O projeto que proíbe a ocultação do rosto em espaços públicos foi hoje aprovado em votação final global com os votos favoráveis do PSD, Chega, Iniciativa Liberal e CDS.
A proposta, conhecida como “lei das burcas”, teve origem no Chega e contou com a oposição dos partidos da esquerda parlamentar. A deputada do PAN, Inês de Sousa Real, absteve-se.
Após a aprovação do diploma, os deputados do Chega assinalaram o momento com uma prolongada salva de palmas, de pé, no plenário.
O texto já tinha sido aprovado na especialidade, na semana passada, com a mesma maioria, depois de um longo processo de negociação entre o Chega e o PSD. Os sociais-democratas defenderam alterações para afastar a dimensão religiosa do diploma e reforçar a segurança e a ordem pública como fundamento da proibição.

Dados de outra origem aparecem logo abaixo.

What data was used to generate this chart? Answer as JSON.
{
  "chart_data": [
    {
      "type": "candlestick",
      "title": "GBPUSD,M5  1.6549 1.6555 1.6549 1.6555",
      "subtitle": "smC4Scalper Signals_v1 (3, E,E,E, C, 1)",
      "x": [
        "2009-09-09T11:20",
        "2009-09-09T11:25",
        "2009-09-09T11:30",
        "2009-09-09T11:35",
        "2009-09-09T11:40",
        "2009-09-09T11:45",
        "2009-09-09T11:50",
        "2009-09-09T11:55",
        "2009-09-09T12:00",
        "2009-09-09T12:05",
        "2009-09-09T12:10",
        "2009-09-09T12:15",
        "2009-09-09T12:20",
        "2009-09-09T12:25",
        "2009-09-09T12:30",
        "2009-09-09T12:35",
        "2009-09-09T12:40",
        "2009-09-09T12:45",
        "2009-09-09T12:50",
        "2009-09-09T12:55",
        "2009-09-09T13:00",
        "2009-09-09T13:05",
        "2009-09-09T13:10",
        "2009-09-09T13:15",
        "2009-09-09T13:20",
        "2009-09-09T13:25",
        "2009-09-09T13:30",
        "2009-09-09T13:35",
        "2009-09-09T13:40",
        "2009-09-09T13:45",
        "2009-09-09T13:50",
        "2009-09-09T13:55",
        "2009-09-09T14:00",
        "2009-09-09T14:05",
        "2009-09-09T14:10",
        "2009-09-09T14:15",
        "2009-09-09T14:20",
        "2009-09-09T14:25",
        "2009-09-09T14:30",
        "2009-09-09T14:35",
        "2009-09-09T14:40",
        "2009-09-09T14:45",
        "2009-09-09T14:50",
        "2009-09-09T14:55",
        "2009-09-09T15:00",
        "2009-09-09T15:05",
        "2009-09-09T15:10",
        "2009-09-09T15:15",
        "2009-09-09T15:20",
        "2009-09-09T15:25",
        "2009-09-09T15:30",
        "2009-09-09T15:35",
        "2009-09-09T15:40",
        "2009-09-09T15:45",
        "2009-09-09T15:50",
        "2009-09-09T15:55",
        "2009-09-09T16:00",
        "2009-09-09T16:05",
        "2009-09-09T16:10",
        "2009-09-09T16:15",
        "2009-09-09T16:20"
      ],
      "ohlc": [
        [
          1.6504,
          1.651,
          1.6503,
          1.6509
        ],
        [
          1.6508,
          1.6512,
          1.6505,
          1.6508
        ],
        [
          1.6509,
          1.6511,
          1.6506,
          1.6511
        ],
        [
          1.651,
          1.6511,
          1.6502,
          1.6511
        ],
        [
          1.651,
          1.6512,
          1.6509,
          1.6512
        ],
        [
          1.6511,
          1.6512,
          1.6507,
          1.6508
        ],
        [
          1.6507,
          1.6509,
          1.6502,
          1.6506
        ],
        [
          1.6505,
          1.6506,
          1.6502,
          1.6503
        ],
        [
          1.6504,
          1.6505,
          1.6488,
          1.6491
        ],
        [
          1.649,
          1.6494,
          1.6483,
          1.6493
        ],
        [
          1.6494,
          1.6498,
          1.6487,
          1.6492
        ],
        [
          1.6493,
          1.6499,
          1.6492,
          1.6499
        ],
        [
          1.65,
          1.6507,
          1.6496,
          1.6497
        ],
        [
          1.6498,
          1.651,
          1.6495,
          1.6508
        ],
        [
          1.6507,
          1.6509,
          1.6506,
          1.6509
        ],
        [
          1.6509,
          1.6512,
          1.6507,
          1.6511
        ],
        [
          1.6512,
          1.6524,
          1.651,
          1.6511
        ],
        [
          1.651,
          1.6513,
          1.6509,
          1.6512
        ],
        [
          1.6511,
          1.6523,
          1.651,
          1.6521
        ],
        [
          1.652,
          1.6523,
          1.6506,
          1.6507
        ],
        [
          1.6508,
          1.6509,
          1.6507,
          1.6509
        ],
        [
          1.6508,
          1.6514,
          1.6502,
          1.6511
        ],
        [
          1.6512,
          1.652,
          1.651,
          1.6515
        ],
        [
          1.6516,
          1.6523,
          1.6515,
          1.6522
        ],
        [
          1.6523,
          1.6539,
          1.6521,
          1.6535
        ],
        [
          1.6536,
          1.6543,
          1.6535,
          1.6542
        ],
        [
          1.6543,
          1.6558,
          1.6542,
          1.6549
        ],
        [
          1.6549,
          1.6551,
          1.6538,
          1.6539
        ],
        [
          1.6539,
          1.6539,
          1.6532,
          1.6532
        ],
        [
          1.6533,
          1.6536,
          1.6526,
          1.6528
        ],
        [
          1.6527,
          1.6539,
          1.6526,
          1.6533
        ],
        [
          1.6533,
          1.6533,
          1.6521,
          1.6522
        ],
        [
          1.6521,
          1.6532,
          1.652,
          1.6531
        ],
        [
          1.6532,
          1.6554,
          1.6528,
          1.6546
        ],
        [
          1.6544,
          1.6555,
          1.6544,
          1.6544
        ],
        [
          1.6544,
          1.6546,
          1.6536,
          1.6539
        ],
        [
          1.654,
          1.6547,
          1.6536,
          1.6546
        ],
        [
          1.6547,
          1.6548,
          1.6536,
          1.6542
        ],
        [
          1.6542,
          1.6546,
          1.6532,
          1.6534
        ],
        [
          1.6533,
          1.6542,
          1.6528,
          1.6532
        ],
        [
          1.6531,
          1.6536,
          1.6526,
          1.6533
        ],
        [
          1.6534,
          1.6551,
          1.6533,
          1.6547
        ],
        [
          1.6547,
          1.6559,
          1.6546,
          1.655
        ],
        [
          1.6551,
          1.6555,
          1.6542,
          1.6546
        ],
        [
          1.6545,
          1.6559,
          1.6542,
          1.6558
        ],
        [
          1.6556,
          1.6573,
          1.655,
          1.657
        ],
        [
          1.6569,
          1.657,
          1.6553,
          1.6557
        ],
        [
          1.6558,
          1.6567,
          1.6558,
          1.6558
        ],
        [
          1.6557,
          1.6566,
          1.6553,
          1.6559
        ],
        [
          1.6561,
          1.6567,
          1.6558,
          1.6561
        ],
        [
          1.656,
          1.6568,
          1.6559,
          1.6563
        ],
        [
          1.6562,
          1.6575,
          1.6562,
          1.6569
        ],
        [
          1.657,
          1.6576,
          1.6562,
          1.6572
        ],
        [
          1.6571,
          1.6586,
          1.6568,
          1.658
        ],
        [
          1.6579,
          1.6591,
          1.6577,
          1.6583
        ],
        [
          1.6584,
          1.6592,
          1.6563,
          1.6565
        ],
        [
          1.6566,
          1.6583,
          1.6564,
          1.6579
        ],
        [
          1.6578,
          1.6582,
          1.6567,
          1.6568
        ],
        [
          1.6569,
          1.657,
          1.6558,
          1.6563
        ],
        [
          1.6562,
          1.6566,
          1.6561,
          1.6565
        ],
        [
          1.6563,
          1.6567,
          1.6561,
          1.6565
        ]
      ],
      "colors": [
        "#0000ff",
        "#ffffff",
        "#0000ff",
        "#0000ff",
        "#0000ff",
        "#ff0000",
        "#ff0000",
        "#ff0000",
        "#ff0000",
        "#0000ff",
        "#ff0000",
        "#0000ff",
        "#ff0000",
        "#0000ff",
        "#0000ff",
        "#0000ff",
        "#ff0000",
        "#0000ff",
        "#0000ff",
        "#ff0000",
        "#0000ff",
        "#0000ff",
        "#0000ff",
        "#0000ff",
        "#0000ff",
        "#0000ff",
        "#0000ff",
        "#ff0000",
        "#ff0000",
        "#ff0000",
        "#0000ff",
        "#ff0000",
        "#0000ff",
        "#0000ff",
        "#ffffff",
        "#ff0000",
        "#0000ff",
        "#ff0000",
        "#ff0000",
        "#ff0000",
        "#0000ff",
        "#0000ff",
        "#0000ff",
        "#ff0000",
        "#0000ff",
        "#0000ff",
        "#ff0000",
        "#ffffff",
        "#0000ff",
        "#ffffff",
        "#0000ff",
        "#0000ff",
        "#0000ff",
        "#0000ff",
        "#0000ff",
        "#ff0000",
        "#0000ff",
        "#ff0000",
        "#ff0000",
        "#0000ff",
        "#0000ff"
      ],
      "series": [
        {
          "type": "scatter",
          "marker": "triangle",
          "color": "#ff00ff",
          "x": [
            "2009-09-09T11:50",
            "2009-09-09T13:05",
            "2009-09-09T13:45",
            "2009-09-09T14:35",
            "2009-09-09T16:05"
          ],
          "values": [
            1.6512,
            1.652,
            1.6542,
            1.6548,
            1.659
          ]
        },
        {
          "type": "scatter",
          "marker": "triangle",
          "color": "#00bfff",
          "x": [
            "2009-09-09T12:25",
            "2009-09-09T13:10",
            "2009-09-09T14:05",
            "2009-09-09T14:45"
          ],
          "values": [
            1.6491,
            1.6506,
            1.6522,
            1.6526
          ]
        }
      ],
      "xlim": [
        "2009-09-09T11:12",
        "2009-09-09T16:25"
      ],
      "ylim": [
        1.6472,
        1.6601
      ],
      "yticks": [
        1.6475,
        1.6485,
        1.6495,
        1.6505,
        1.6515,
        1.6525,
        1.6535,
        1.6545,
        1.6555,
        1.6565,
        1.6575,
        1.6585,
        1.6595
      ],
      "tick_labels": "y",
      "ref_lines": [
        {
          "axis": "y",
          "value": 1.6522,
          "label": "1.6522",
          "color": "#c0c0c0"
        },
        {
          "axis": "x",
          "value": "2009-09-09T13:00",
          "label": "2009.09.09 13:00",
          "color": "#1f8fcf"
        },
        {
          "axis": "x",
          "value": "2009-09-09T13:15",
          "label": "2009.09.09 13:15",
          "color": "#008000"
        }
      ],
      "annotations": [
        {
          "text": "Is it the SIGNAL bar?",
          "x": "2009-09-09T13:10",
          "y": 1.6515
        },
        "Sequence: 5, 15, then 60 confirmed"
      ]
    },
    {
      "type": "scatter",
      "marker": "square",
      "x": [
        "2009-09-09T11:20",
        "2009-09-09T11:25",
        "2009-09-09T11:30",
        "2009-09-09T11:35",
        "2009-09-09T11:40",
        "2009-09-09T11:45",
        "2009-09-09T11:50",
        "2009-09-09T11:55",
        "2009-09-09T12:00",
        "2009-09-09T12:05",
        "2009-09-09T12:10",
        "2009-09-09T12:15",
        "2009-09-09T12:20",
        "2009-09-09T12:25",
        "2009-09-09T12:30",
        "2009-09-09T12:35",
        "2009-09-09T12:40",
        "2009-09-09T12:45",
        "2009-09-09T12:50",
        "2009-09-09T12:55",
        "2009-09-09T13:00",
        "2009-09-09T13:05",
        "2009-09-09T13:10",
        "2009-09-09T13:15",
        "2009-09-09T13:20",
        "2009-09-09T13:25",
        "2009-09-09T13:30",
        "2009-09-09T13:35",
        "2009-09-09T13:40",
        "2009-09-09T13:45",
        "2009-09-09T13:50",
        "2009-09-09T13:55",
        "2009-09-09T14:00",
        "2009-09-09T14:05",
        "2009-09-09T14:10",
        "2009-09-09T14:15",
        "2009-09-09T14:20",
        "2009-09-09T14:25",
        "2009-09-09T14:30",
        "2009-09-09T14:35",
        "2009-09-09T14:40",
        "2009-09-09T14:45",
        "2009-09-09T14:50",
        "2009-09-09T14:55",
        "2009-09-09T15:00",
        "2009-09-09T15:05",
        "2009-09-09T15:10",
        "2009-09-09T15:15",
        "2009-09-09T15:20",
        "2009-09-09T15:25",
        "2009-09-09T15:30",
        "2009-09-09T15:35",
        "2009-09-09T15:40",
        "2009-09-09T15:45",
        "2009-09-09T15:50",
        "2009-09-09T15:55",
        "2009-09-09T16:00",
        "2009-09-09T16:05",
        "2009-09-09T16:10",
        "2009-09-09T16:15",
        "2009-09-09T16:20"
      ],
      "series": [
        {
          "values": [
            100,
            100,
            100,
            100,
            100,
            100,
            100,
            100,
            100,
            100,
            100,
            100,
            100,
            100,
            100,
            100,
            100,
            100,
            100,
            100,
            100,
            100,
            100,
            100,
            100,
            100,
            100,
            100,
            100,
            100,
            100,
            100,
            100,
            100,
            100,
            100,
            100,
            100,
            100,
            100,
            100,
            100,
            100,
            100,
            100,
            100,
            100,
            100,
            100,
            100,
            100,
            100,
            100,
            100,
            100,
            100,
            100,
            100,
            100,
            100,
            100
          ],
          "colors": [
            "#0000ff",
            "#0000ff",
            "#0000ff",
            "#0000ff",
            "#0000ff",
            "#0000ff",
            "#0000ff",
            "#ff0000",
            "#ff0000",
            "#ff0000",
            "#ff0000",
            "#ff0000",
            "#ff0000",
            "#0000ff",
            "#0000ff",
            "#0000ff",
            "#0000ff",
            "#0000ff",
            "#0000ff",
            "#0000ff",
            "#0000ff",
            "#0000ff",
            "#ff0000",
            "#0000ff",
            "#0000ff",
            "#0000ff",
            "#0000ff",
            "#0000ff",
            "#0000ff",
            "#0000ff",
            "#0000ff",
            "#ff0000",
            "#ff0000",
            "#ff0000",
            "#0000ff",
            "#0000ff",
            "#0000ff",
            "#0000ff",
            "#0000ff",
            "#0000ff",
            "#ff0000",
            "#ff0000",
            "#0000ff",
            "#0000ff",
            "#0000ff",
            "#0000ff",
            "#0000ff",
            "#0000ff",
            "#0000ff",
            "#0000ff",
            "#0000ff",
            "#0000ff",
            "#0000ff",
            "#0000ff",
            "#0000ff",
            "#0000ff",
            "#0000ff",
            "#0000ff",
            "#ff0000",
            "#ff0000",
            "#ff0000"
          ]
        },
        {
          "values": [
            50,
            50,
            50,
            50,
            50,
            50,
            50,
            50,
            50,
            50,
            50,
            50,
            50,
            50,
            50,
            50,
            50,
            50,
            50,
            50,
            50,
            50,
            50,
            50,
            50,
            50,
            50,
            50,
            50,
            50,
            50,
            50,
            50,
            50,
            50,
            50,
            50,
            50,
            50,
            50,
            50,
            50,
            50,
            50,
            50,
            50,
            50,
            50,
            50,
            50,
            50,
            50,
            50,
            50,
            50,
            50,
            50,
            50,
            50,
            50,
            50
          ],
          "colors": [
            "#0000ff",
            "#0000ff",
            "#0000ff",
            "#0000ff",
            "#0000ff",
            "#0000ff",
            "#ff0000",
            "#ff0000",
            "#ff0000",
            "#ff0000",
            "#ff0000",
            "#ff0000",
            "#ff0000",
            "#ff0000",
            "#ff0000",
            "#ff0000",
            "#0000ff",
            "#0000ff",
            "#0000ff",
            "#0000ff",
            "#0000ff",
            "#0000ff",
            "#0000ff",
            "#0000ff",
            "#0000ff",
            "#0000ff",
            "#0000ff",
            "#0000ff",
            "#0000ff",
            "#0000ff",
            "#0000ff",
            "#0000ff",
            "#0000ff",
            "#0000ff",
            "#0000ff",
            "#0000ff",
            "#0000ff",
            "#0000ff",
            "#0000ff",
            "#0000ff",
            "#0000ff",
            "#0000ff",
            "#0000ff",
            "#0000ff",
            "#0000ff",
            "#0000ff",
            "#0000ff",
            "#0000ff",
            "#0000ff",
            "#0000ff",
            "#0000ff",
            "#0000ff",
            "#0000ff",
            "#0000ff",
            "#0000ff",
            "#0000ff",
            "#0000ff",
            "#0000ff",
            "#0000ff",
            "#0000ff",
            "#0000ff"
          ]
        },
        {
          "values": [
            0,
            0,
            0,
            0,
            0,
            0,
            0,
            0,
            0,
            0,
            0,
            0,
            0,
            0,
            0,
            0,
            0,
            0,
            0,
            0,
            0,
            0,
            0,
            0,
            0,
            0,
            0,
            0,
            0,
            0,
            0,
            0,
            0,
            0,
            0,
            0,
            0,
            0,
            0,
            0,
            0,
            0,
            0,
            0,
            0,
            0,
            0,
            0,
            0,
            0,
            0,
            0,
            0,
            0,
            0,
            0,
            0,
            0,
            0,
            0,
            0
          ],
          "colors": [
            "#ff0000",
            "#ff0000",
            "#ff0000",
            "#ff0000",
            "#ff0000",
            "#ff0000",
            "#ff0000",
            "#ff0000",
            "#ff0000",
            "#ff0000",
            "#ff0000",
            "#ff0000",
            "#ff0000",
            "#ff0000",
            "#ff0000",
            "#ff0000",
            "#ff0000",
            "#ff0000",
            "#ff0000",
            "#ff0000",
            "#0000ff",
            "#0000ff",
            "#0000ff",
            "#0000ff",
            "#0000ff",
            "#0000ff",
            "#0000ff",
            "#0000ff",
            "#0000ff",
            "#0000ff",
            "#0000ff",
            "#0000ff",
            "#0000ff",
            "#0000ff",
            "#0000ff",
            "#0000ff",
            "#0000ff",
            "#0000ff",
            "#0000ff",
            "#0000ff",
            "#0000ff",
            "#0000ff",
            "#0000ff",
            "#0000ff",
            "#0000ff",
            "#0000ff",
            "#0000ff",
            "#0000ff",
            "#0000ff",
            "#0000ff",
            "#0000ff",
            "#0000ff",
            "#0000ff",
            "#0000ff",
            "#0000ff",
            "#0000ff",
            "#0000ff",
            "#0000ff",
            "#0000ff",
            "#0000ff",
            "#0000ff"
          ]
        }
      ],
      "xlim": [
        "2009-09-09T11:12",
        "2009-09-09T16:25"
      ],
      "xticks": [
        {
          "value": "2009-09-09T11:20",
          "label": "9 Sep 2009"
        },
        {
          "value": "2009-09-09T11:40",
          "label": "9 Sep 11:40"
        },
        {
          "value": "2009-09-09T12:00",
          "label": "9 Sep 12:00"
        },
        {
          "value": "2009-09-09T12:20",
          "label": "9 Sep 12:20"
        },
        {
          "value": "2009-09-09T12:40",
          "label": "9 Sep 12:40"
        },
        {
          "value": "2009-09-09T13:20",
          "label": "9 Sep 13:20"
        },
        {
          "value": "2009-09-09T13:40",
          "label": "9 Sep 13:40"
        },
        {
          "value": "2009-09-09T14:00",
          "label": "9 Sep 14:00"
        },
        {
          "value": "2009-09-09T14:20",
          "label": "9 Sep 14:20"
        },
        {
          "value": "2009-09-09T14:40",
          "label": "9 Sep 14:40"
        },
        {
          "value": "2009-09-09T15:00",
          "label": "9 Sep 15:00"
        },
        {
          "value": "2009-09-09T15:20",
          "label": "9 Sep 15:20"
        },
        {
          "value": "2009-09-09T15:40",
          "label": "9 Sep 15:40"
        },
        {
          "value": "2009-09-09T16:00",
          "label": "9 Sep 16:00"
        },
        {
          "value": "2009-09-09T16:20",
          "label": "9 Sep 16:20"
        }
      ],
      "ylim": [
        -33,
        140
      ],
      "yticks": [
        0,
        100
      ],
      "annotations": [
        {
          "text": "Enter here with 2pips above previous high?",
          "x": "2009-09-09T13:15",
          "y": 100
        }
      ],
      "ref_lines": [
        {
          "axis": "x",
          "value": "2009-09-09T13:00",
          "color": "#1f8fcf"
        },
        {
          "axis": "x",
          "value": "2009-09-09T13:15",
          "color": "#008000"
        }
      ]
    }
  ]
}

O projeto tinha sido aprovado na generalidade em outubro de 2025, mas permaneceu cerca de oito meses sem avançar para a votação na especialidade. Em junho, o PSD chegou a apresentar um projeto de substituição, procurando reduzir o foco nas burcas islâmicas e sublinhar as razões de segurança.
O Chega acabou por apresentar uma nova versão do texto na véspera da votação na especialidade, aproximando-se das posições defendidas pelos sociais-democratas.
Entre as alterações introduzidas está a mudança do título e do enquadramento do diploma. A proposta passa a referir a proibição da ocultação do rosto em espaços públicos “por razões de segurança e de ordem pública”.
O texto prevê ainda sanções para situações de ocultação forçada do rosto. Na versão inicial, o Chega defendia a aplicação do crime de coação, com pena de prisão até três anos. A proposta acabou por evoluir para um regime de contraordenação, com coimas entre 150 e 750 euros em caso de negligência e entre 400 e três mil euros quando exista dolo.
A aprovação do diploma surge depois de uma negociação parlamentar marcada pela preocupação do PSD em evitar eventuais problemas de constitucionalidade, nomeadamente relacionados com a liberdade religiosa.